The initial damage leading to the development of atherosclerotic disease is likely to begin with changes in endothelial function that start occurring as early as the teenage years. The endothelium releases a variety of different substances, including a variety of vasodilators, vasoconstrictors, growth mediators and modulators, and inflammatory mediators and modulators. Endothelium dysfunction results in vessel constriction, as well as both prothrombotic and proinflammatory states. Endothelium-dependent vasodilation has been shown to be impaired in patients with type 2 diabetes.
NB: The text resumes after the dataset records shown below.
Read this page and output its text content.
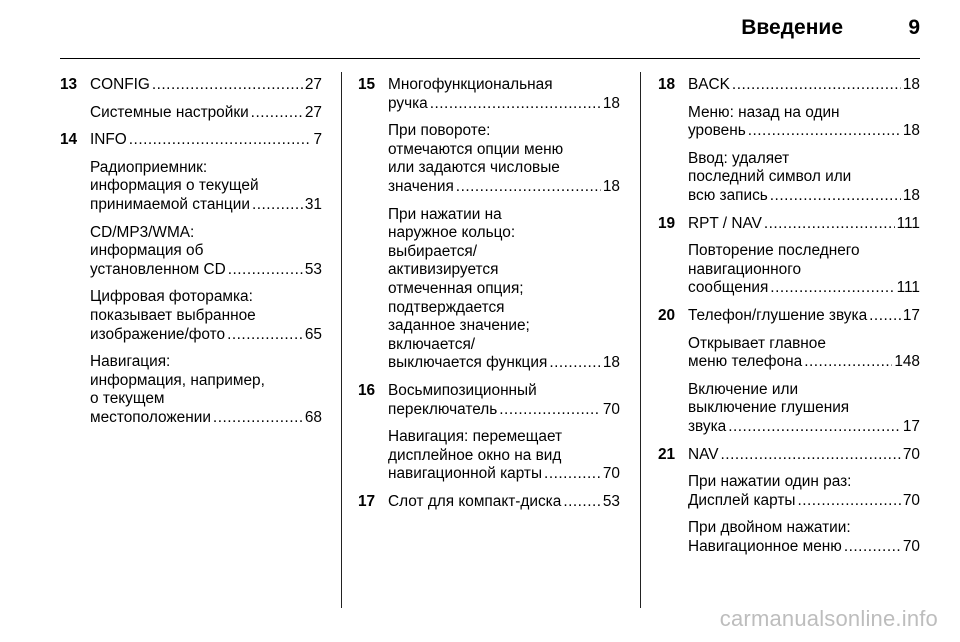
Введение	9
13 CONFIG .....	27
Системные настройки .....	27
14 INFO .....	7
Радиоприемник:
информация о текущей
принимаемой станции .....	31
CD/MP3/WMA:
информация об
установленном CD .....	53
Цифровая фоторамка:
показывает выбранное
изображение/фото .....	65
Навигация:
информация, например,
о текущем
местоположении .....	68
15 Многофункциональная
ручка .....	18
При повороте:
отмечаются опции меню
или задаются числовые
значения .....	18
При нажатии на
наружное кольцо:
выбирается/
активизируется
отмеченная опция;
подтверждается
заданное значение;
включается/
выключается функция .....	18
16 Восьмипозиционный
переключатель .....	70
Навигация: перемещает
дисплейное окно на вид
навигационной карты .....	70
17 Слот для компакт-диска .....	53
18 BACK .....	18
Меню: назад на один
уровень .....	18
Ввод: удаляет
последний символ или
всю запись .....	18
19 RPT / NAV .....	111
Повторение последнего
навигационного
сообщения .....	111
20 Телефон/глушение звука ..... 17
Открывает главное
меню телефона .....	148
Включение или
выключение глушения
звука .....	17
21 NAV .....	70
При нажатии один раз:
Дисплей карты .....	70
При двойном нажатии:
Навигационное меню .....	70
carmanualsonline.info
Hyperglycemia also contributes to the increased risk of atherogenesis seen among patients with diabetes via the promotion of oxidative stress and endothelial dysfunction. In the STOP-NIDDM Study, treatment with acarbose was associated with a significant decrease in cardiovascular events. Elevations in novel risk factors such as CRP, PAI-1, and fibrinogen have all been associated with increased risk of CVD.
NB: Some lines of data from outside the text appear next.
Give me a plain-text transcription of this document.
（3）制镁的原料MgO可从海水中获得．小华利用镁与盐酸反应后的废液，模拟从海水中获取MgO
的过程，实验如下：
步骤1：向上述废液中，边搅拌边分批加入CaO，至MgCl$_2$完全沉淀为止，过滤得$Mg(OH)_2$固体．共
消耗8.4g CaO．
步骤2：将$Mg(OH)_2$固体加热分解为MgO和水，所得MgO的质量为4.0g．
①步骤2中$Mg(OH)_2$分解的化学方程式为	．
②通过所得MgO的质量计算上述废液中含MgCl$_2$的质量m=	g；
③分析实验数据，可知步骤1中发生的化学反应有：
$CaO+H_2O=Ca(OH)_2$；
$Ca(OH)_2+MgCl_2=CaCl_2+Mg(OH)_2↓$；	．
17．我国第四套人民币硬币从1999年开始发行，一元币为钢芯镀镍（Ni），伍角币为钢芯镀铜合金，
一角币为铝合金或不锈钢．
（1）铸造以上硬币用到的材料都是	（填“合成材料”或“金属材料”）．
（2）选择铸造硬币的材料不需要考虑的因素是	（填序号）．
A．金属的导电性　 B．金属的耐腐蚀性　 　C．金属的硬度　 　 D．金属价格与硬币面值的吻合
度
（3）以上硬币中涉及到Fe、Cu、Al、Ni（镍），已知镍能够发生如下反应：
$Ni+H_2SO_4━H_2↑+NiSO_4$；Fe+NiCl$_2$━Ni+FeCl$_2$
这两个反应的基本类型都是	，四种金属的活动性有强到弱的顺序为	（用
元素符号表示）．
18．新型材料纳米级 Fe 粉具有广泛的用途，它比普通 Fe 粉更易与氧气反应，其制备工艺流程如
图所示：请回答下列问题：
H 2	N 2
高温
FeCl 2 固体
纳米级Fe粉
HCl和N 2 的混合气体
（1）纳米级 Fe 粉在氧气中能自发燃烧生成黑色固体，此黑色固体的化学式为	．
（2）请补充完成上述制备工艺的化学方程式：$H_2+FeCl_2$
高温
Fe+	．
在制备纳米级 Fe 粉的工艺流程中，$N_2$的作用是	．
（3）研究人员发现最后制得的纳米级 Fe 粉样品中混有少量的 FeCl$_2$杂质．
Because of the greatly elevated risk for CVD among people with diabetes, managing CVD risk factors in a high clinical priority. Studies such as the 4S and CARE have shown that lowering LDL-C is associated with significant decrease in major coronary events. Similarly, the VA-HIT Study demonstrated that treatment with gemfibrozil to lower triglycerides and increase HDL-C was associated with a 22% reduction in cardiac events. One of the biggest challenges in patients with type 2 diabetes is managing the multiple CVD risk factors associated with this condition. Studies such as the UKPDS and Steno-2 demonstrated that risk factor management can be effective.
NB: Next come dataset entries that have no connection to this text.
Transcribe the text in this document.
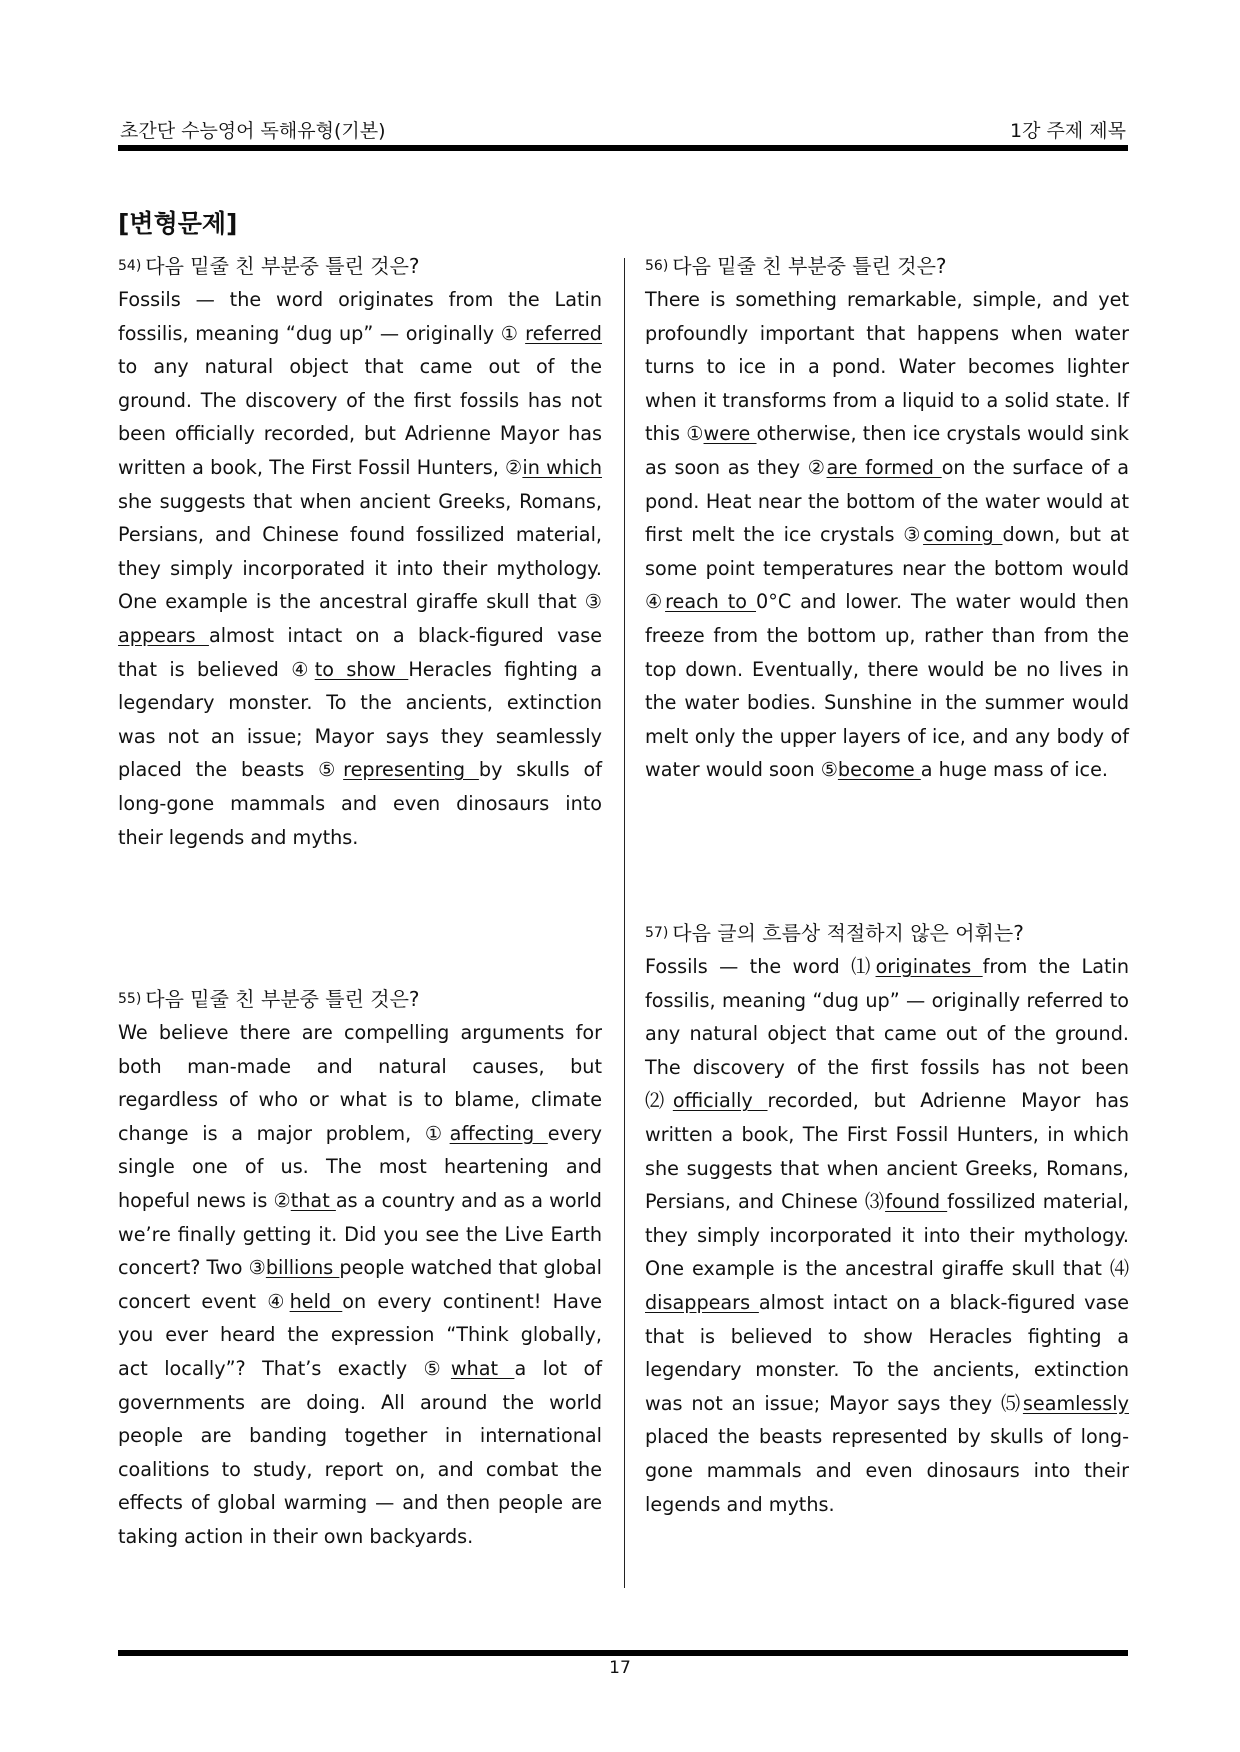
초간단 수능영어 독해유형(기본)	1강 주제 제목
[변형문제]
54) 다음 밑줄 친 부분중 틀린 것은?
Fossils — the word originates from the Latin fossilis, meaning “dug up” — originally ① referred to any natural object that came out of the ground. The discovery of the first fossils has not been officially recorded, but Adrienne Mayor has written a book, The First Fossil Hunters, ②in which she suggests that when ancient Greeks, Romans, Persians, and Chinese found fossilized material, they simply incorporated it into their mythology. One example is the ancestral giraffe skull that ③ appears almost intact on a black-figured vase that is believed ④to show Heracles fighting a legendary monster. To the ancients, extinction was not an issue; Mayor says they seamlessly placed the beasts ⑤representing by skulls of long-gone mammals and even dinosaurs into their legends and myths.
55) 다음 밑줄 친 부분중 틀린 것은?
We believe there are compelling arguments for both man-made and natural causes, but regardless of who or what is to blame, climate change is a major problem, ①affecting every single one of us. The most heartening and hopeful news is ②that as a country and as a world we’re finally getting it. Did you see the Live Earth concert? Two ③billions people watched that global concert event ④held on every continent! Have you ever heard the expression “Think globally, act locally”? That’s exactly ⑤what a lot of governments are doing. All around the world people are banding together in international coalitions to study, report on, and combat the effects of global warming — and then people are taking action in their own backyards.
56) 다음 밑줄 친 부분중 틀린 것은?
There is something remarkable, simple, and yet profoundly important that happens when water turns to ice in a pond. Water becomes lighter when it transforms from a liquid to a solid state. If this ①were otherwise, then ice crystals would sink as soon as they ②are formed on the surface of a pond. Heat near the bottom of the water would at first melt the ice crystals ③coming down, but at some point temperatures near the bottom would ④reach to 0°C and lower. The water would then freeze from the bottom up, rather than from the top down. Eventually, there would be no lives in the water bodies. Sunshine in the summer would melt only the upper layers of ice, and any body of water would soon ⑤become a huge mass of ice.
57) 다음 글의 흐름상 적절하지 않은 어휘는?
Fossils — the word ⑴originates from the Latin fossilis, meaning “dug up” — originally referred to any natural object that came out of the ground. The discovery of the first fossils has not been ⑵officially recorded, but Adrienne Mayor has written a book, The First Fossil Hunters, in which she suggests that when ancient Greeks, Romans, Persians, and Chinese ⑶found fossilized material, they simply incorporated it into their mythology. One example is the ancestral giraffe skull that ⑷ disappears almost intact on a black-figured vase that is believed to show Heracles fighting a legendary monster. To the ancients, extinction was not an issue; Mayor says they ⑸seamlessly placed the beasts represented by skulls of long-gone mammals and even dinosaurs into their legends and myths.
17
TZDs are associated with a variety of actions that are potentially beneficial to CVD risk reduction, including: improvements in some lipid parameters, decrease in microalbumin excretion, decreases in blood pressure, decreases in endothelial cell dysfunction, increases in adiponectin, and decreases in both PAI-1 and CRP. The PROactive study tested the efficacy of pioglitazone for the secondary prevention of CVD among patients with type 2 diabetes. Although there was no significant effect of pioglitazone on all CVD endpoints, there was a 16% relative risk reduction in death, MI, or stroke, and that result was statistically significant. Several potential mediators of this effect include reductions in A1C, triglyceride improvements, elevations in LDL and HDL, and decreases in systolic blood pressure, all of which occurred in patients treated with pioglitazone. Pioglitazone has also been associated with favorable changes in intima media thickness, a subclinical measurement of atherosclerotic disease, in patients with type 2 diabetes and in patients at risk for type 2 diabetes.